In one among several large display cases, colorful maps of the Sockanosset and Oaklawn schools frame a detailed, hand-drawn sketch of the girls' school cemetery; an inmate's admission card and portrait lie atop, aside and slightly askew. In another, a hand-sewn Raggedy Ann doll rests rank-in-file alongside a collection of stitchings, woodwork, and crafts; the handiwork of patients from the tuberculosis sanitorium at Wallum Lake.
“[We were] ‘picture poor’,” said Mr. Carlson, motioning toward a wall of photographs as he told a familiar story of how only years prior they were saved, literally from the scrap heap, by a former state worker who rescued the antique glass plate negatives from a dumpster during the renovation of a state building, before donating them to the Archives.

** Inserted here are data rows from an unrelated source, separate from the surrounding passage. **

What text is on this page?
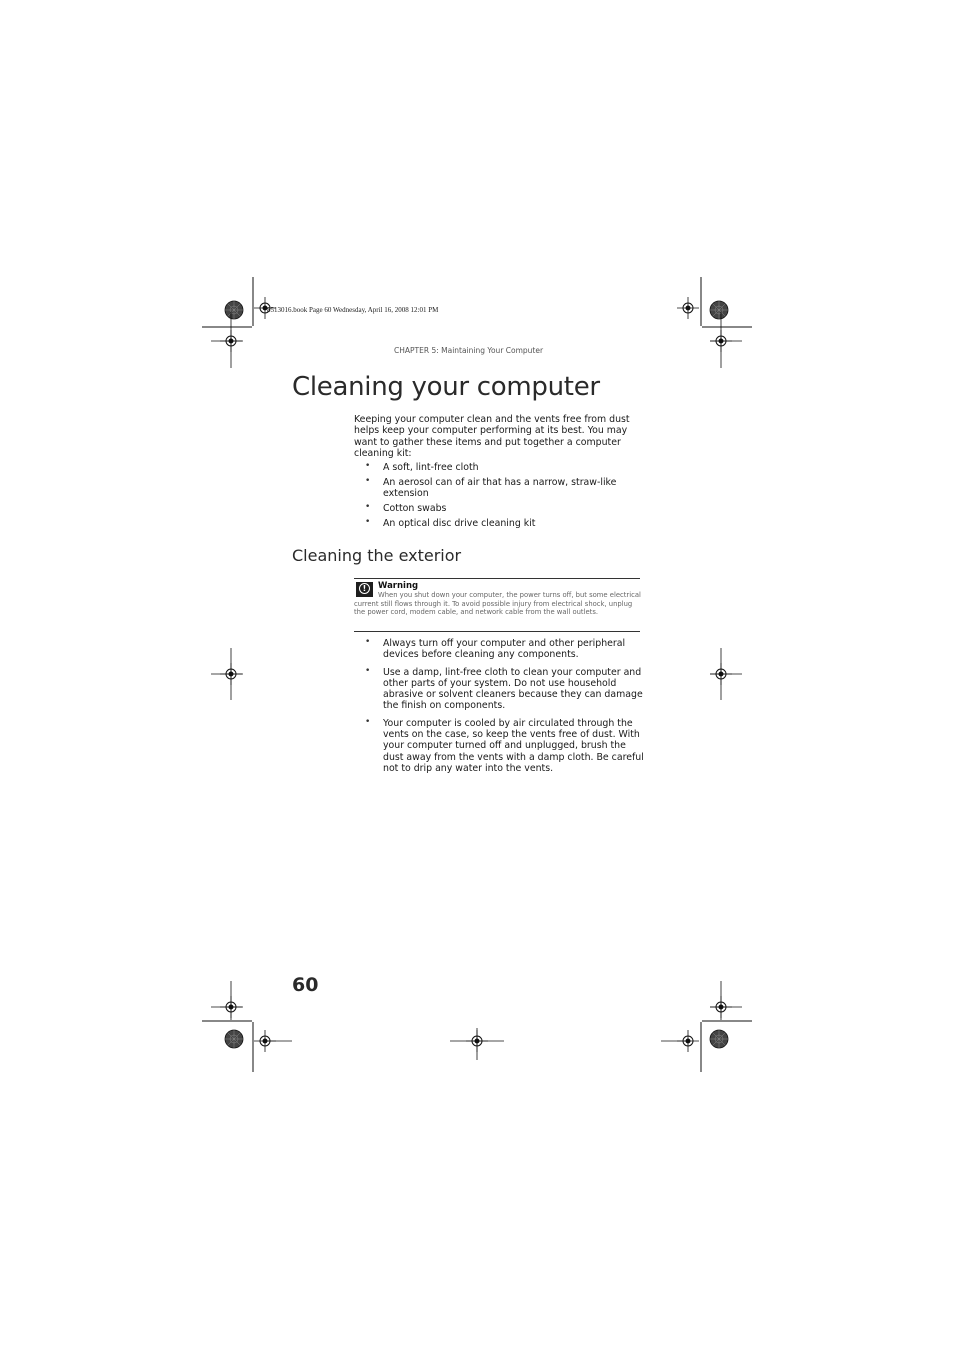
8513016.book Page 60 Wednesday, April 16, 2008 12:01 PM
CHAPTER 5: Maintaining Your Computer
Cleaning your computer

Keeping your computer clean and the vents free from dust helps keep your computer performing at its best. You may want to gather these items and put together a computer cleaning kit:

• A soft, lint-free cloth
• An aerosol can of air that has a narrow, straw-like extension
• Cotton swabs
• An optical disc drive cleaning kit
Cleaning the exterior
!	Warning

When you shut down your computer, the power turns off, but some electrical current still flows through it. To avoid possible injury from electrical shock, unplug the power cord, modem cable, and network cable from the wall outlets.

• Always turn off your computer and other peripheral devices before cleaning any components.
• Use a damp, lint-free cloth to clean your computer and other parts of your system. Do not use household abrasive or solvent cleaners because they can damage the finish on components.
• Your computer is cooled by air circulated through the vents on the case, so keep the vents free of dust. With your computer turned off and unplugged, brush the dust away from the vents with a damp cloth. Be careful not to drip any water into the vents.
60
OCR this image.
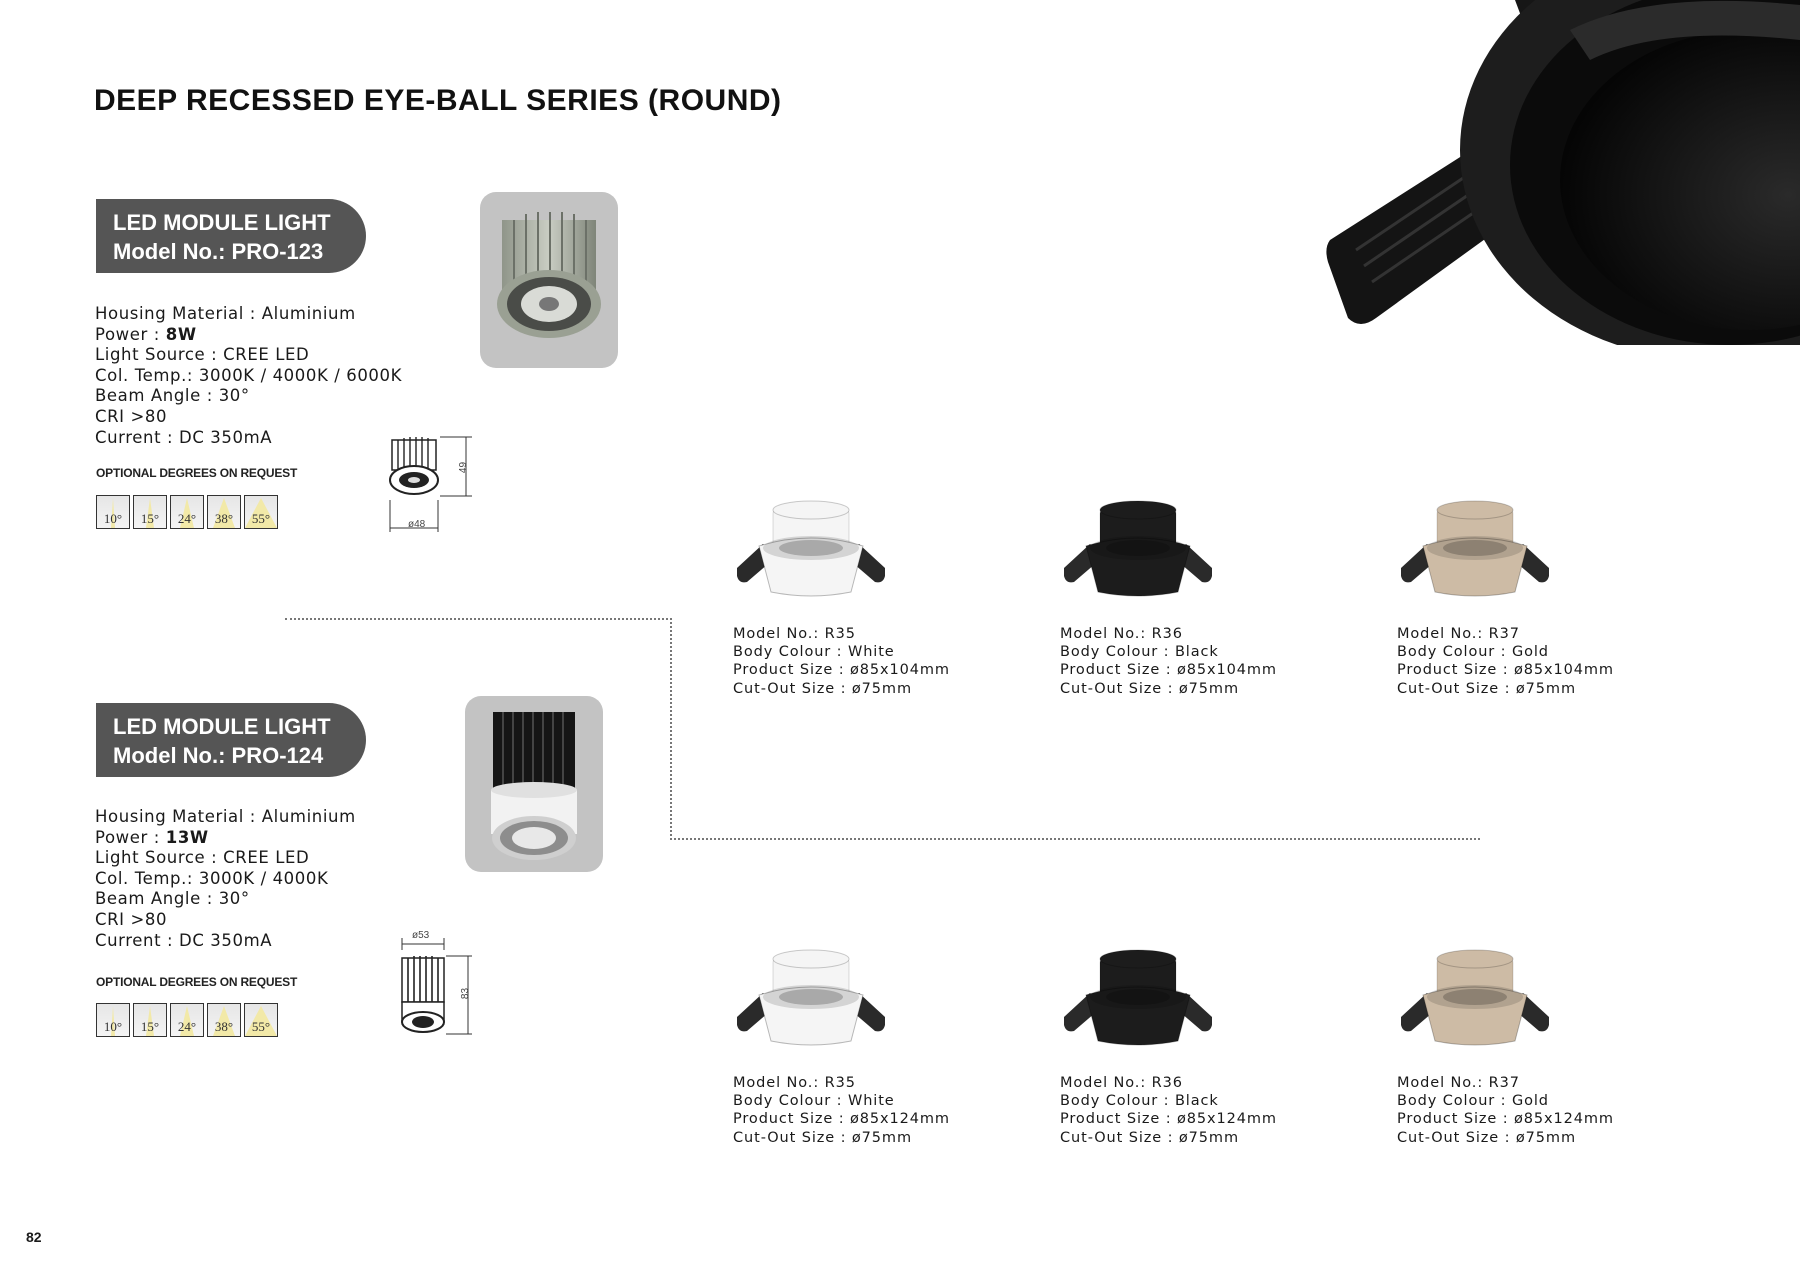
DEEP RECESSED EYE-BALL SERIES (ROUND)
LED MODULE LIGHT
Model No.: PRO-123
Housing Material : Aluminium
Power : 8W
Light Source : CREE LED
Col. Temp.: 3000K / 4000K / 6000K
Beam Angle : 30°
CRI >80
Current : DC 350mA
OPTIONAL DEGREES ON REQUEST
10°	15°	24°	38°	55°
49
ø48
LED MODULE LIGHT
Model No.: PRO-124
Housing Material : Aluminium
Power : 13W
Light Source : CREE LED
Col. Temp.: 3000K / 4000K
Beam Angle : 30°
CRI >80
Current : DC 350mA
OPTIONAL DEGREES ON REQUEST
10°	15°	24°	38°	55°
ø53
83
Model No.: R35
Body Colour : White
Product Size : ø85x104mm
Cut-Out Size : ø75mm
Model No.: R36
Body Colour : Black
Product Size : ø85x104mm
Cut-Out Size : ø75mm
Model No.: R37
Body Colour : Gold
Product Size : ø85x104mm
Cut-Out Size : ø75mm
Model No.: R35
Body Colour : White
Product Size : ø85x124mm
Cut-Out Size : ø75mm
Model No.: R36
Body Colour : Black
Product Size : ø85x124mm
Cut-Out Size : ø75mm
Model No.: R37
Body Colour : Gold
Product Size : ø85x124mm
Cut-Out Size : ø75mm
82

In fact many of the items on display were collected by donation, including a trove of documents belonging to the State Prison. Deemed a fire hazard by officials in the wake of a blaze caused by an inmate uprising in the 1990s, the correctional institution's leather-bound, 1800s ledger, and the century-old handwritten letters of a murderer describing his escape plan, are among many of the things now on public display because of the circumspection of those who saw value in their conservation.
Thoughtfully arranged and carefully preserved, the “Charities and Corrections” exhibit is a collection as spellbinding for the scholar as it is for the casual observer; a veritable treasure chest of never-seen-before relics from a history too often left to the shadows of our society’s past. Thanks to people like Mr. Carlson and the donors who made this work possible, it will not be a history soon forgotten.
“Charities and Corrections: Life at the State Institutions” will be on display through March 31, weekdays 8:30 to 4:30, at the Rhode Island State Archives; 337 Westminster Street, Providence. The exhibit is free and open to the public.
Though a visit to the State Archives would be well worth your while, a small selection of photographs from the exhibit may also be viewed online at sos.ri.gov.